Il voto di sfiducia ha di fatto costruito una nuova maggioranza parlamentare. Il Presidente della Repubblica Traian Basescu, accusato per i suoi metodi autoritari e anticostituzionali, ha affidato al leader del Partito Socialdemocratico Victor Ponta il compito di formare un nuovo esecutivo che abbia i voti necessari per governare. Impresa apparentemente difficile per i socialdemocratici – sconfitti alle ultime elezioni – ma che, grazie all’appoggio di forze esterne all’Unione Social Liberale, potrebbe riuscire.

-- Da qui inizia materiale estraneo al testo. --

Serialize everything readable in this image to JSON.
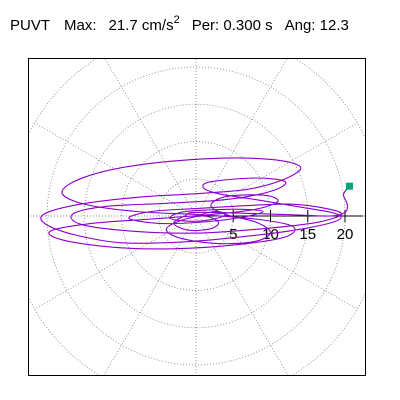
{
  "header": {
    "label": "PUVT",
    "max_label": "Max:",
    "max_value": "21.7",
    "max_unit_base": "cm/s",
    "max_unit_exp": "2",
    "per_label": "Per:",
    "per_value": "0.300 s",
    "ang_label": "Ang:",
    "ang_value": "12.3"
  },
  "chart_data": {
    "type": "polar-hodograph",
    "title": "PUVT",
    "max": 21.7,
    "max_unit": "cm/s²",
    "period_s": 0.3,
    "angle": 12.3,
    "r_ticks": [
      5,
      10,
      15,
      20
    ],
    "r_tick_labels": [
      "5",
      "10",
      "15",
      "20"
    ],
    "grid_radii": [
      5,
      10,
      15,
      20,
      25
    ],
    "grid_spokes_deg": [
      0,
      30,
      60,
      90,
      120,
      150,
      180,
      210,
      240,
      270,
      300,
      330
    ],
    "grid": "dotted",
    "trace_color": "#8b00c9",
    "marker_color": "#00a57a",
    "trace": [
      [
        0.0,
        0.0
      ],
      [
        2.5,
        0.6
      ],
      [
        4.0,
        0.2
      ],
      [
        2.0,
        -0.5
      ],
      [
        -1.0,
        -0.7
      ],
      [
        -3.5,
        -0.3
      ],
      [
        -2.0,
        0.5
      ],
      [
        1.5,
        0.8
      ],
      [
        6.0,
        0.9
      ],
      [
        9.0,
        0.6
      ],
      [
        6.0,
        -0.2
      ],
      [
        1.0,
        -0.8
      ],
      [
        -5.0,
        -1.0
      ],
      [
        -9.0,
        -0.3
      ],
      [
        -6.0,
        0.6
      ],
      [
        0.0,
        1.0
      ],
      [
        7.0,
        1.4
      ],
      [
        12.5,
        1.6
      ],
      [
        17.5,
        1.0
      ],
      [
        19.5,
        0.2
      ],
      [
        16.0,
        -0.9
      ],
      [
        9.0,
        -1.7
      ],
      [
        0.0,
        -2.3
      ],
      [
        -9.0,
        -2.0
      ],
      [
        -15.5,
        -1.1
      ],
      [
        -16.5,
        0.3
      ],
      [
        -12.0,
        1.3
      ],
      [
        -4.0,
        1.7
      ],
      [
        4.0,
        2.2
      ],
      [
        10.0,
        3.3
      ],
      [
        12.0,
        4.6
      ],
      [
        8.0,
        5.1
      ],
      [
        2.0,
        4.6
      ],
      [
        1.0,
        3.8
      ],
      [
        3.0,
        3.0
      ],
      [
        8.0,
        2.2
      ],
      [
        14.0,
        1.2
      ],
      [
        18.5,
        0.4
      ],
      [
        19.2,
        -0.5
      ],
      [
        15.0,
        -1.6
      ],
      [
        7.0,
        -2.7
      ],
      [
        -2.0,
        -3.5
      ],
      [
        -10.0,
        -3.6
      ],
      [
        -16.0,
        -2.6
      ],
      [
        -20.0,
        -1.2
      ],
      [
        -20.5,
        0.2
      ],
      [
        -16.0,
        1.5
      ],
      [
        -8.0,
        2.5
      ],
      [
        0.0,
        3.0
      ],
      [
        7.0,
        3.6
      ],
      [
        12.0,
        5.0
      ],
      [
        14.0,
        6.6
      ],
      [
        10.0,
        7.6
      ],
      [
        2.0,
        7.7
      ],
      [
        -8.0,
        6.8
      ],
      [
        -15.0,
        5.2
      ],
      [
        -18.0,
        3.2
      ],
      [
        -15.0,
        1.6
      ],
      [
        -8.0,
        0.6
      ],
      [
        0.0,
        0.2
      ],
      [
        8.0,
        -0.4
      ],
      [
        13.0,
        -1.4
      ],
      [
        12.0,
        -2.8
      ],
      [
        6.0,
        -3.8
      ],
      [
        -3.0,
        -4.4
      ],
      [
        -11.0,
        -4.2
      ],
      [
        -18.0,
        -3.2
      ],
      [
        -19.5,
        -2.0
      ],
      [
        -14.0,
        -1.0
      ],
      [
        -6.0,
        -0.4
      ],
      [
        2.0,
        0.2
      ],
      [
        8.0,
        0.9
      ],
      [
        11.0,
        2.0
      ],
      [
        9.0,
        2.8
      ],
      [
        4.0,
        2.6
      ],
      [
        2.0,
        1.4
      ],
      [
        4.0,
        0.2
      ],
      [
        8.0,
        -0.8
      ],
      [
        10.0,
        -2.2
      ],
      [
        8.0,
        -3.4
      ],
      [
        3.0,
        -3.7
      ],
      [
        -2.0,
        -3.0
      ],
      [
        -4.0,
        -1.8
      ],
      [
        -2.0,
        -0.6
      ],
      [
        1.0,
        0.0
      ],
      [
        3.0,
        -0.8
      ],
      [
        2.0,
        -1.7
      ],
      [
        -1.0,
        -1.9
      ],
      [
        -3.0,
        -1.0
      ],
      [
        -1.5,
        0.0
      ],
      [
        0.5,
        0.5
      ],
      [
        12.0,
        0.2
      ],
      [
        18.0,
        0.0
      ],
      [
        20.0,
        0.5
      ],
      [
        20.3,
        1.6
      ],
      [
        19.8,
        2.9
      ],
      [
        20.6,
        4.0
      ]
    ],
    "marker": [
      20.6,
      4.0
    ]
  }
}
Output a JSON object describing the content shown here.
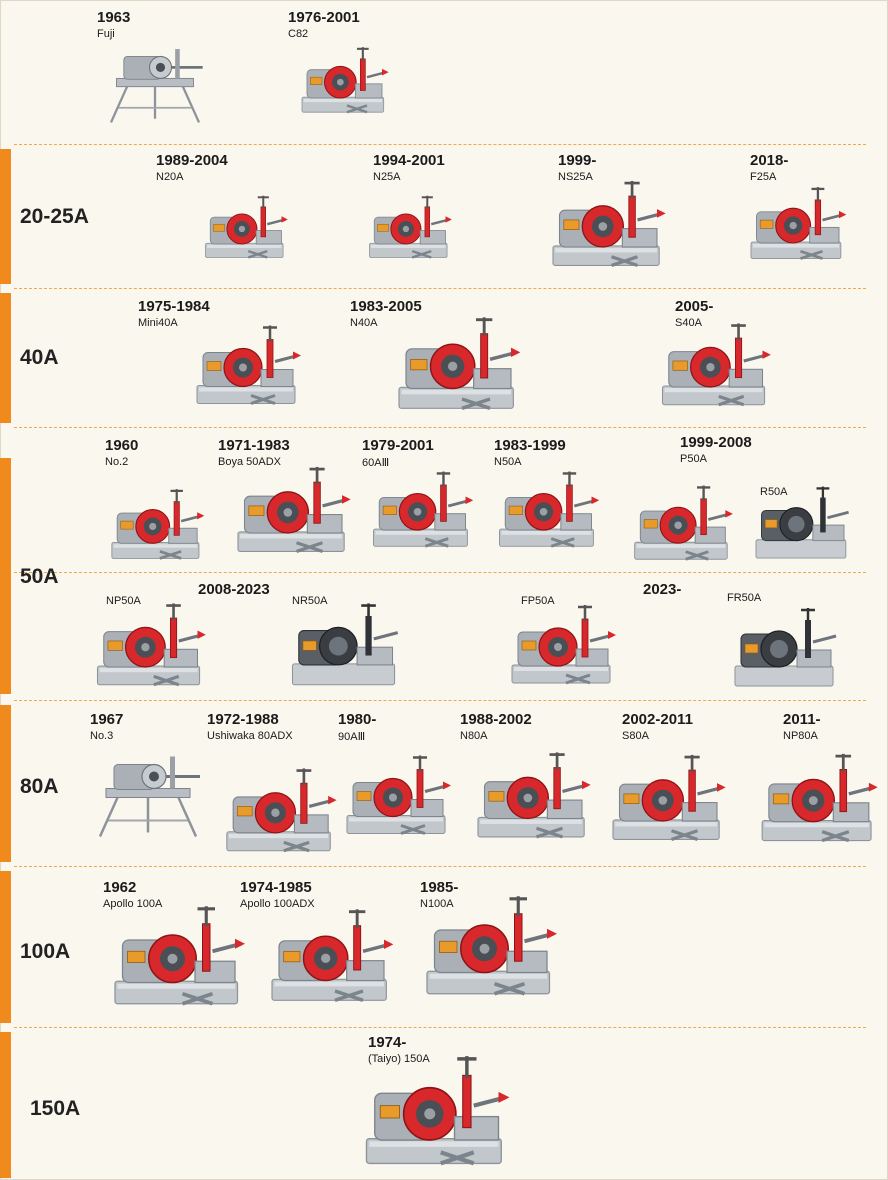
{
  "colors": {
    "accent_bar": "#f08a1c",
    "divider": "#f2a64f",
    "machine_red": "#d8282b",
    "machine_gray": "#b9bec4",
    "background": "#faf7ee"
  },
  "machine_icon": "pipe-threading-machine-image",
  "sections": [
    {
      "label": "",
      "items": [
        {
          "year": "1963",
          "model": "Fuji"
        },
        {
          "year": "1976-2001",
          "model": "C82"
        }
      ]
    },
    {
      "label": "20-25A",
      "items": [
        {
          "year": "1989-2004",
          "model": "N20A"
        },
        {
          "year": "1994-2001",
          "model": "N25A"
        },
        {
          "year": "1999-",
          "model": "NS25A"
        },
        {
          "year": "2018-",
          "model": "F25A"
        }
      ]
    },
    {
      "label": "40A",
      "items": [
        {
          "year": "1975-1984",
          "model": "Mini40A"
        },
        {
          "year": "1983-2005",
          "model": "N40A"
        },
        {
          "year": "2005-",
          "model": "S40A"
        }
      ]
    },
    {
      "label": "50A",
      "items": [
        {
          "year": "1960",
          "model": "No.2"
        },
        {
          "year": "1971-1983",
          "model": "Boya 50ADX"
        },
        {
          "year": "1979-2001",
          "model": "60AⅢ"
        },
        {
          "year": "1983-1999",
          "model": "N50A"
        },
        {
          "year": "1999-2008",
          "model": "P50A"
        },
        {
          "year": "",
          "model": "R50A"
        },
        {
          "year": "",
          "model": "NP50A"
        },
        {
          "year": "2008-2023",
          "model": "NR50A"
        },
        {
          "year": "",
          "model": "FP50A"
        },
        {
          "year": "2023-",
          "model": "FR50A"
        }
      ]
    },
    {
      "label": "80A",
      "items": [
        {
          "year": "1967",
          "model": "No.3"
        },
        {
          "year": "1972-1988",
          "model": "Ushiwaka 80ADX"
        },
        {
          "year": "1980-",
          "model": "90AⅢ"
        },
        {
          "year": "1988-2002",
          "model": "N80A"
        },
        {
          "year": "2002-2011",
          "model": "S80A"
        },
        {
          "year": "2011-",
          "model": "NP80A"
        }
      ]
    },
    {
      "label": "100A",
      "items": [
        {
          "year": "1962",
          "model": "Apollo 100A"
        },
        {
          "year": "1974-1985",
          "model": "Apollo 100ADX"
        },
        {
          "year": "1985-",
          "model": "N100A"
        }
      ]
    },
    {
      "label": "150A",
      "items": [
        {
          "year": "1974-",
          "model": "(Taiyo) 150A"
        }
      ]
    }
  ]
}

Per la destra la sconfitta è cocente. Dopo aver vinto le elezioni del 2008 il Partito Democratico Liberale aveva attuato tutte le misure imposte dall’FMI e dall’Unione Europea per poter accedere ad aiuti economici in supporto della sua economia. Le enormi proteste a seguito dell’abbassamento degli stipendi dei dipendenti pubblici e dei tentativi di privatizzare alcuni dipartimenti della sanità avevano portato alle dimissioni del leader del PDL Emil Boc. Mihai Razvan Ungureanu ha provato a portare avanti la politica del suo predecessore, ma le divisioni interne alla maggioranza e le proteste del popolo rumeno al piano di austerità lo hanno portato alla caduta.

 

Il centrosinistra al Governo 

A pochi mesi dalle elezioni politiche i socialdemocratici provano ora la carta del Governo. Una mossa quantomeno azzardata: Victor Ponta dovrà vedersela ora con i funzionari del Fondo Monetario Internazionale, che ha bloccato l’aiuto previsto di 5 miliardi di euro in attesa di confrontarsi con il nuovo esecutivo. Di certo, il rifiuto del Parlamento nel procedere a nuove privatizzazioni non può essere ben visto da Bruxelles e da Washington e resta dunque da vedere come potrà il nuovo Governo non esaudire i desideri dei mercati. Se dovessero fallire, i socialdemocratici metterebbero in discussione una vittoria che tutti davano per certa.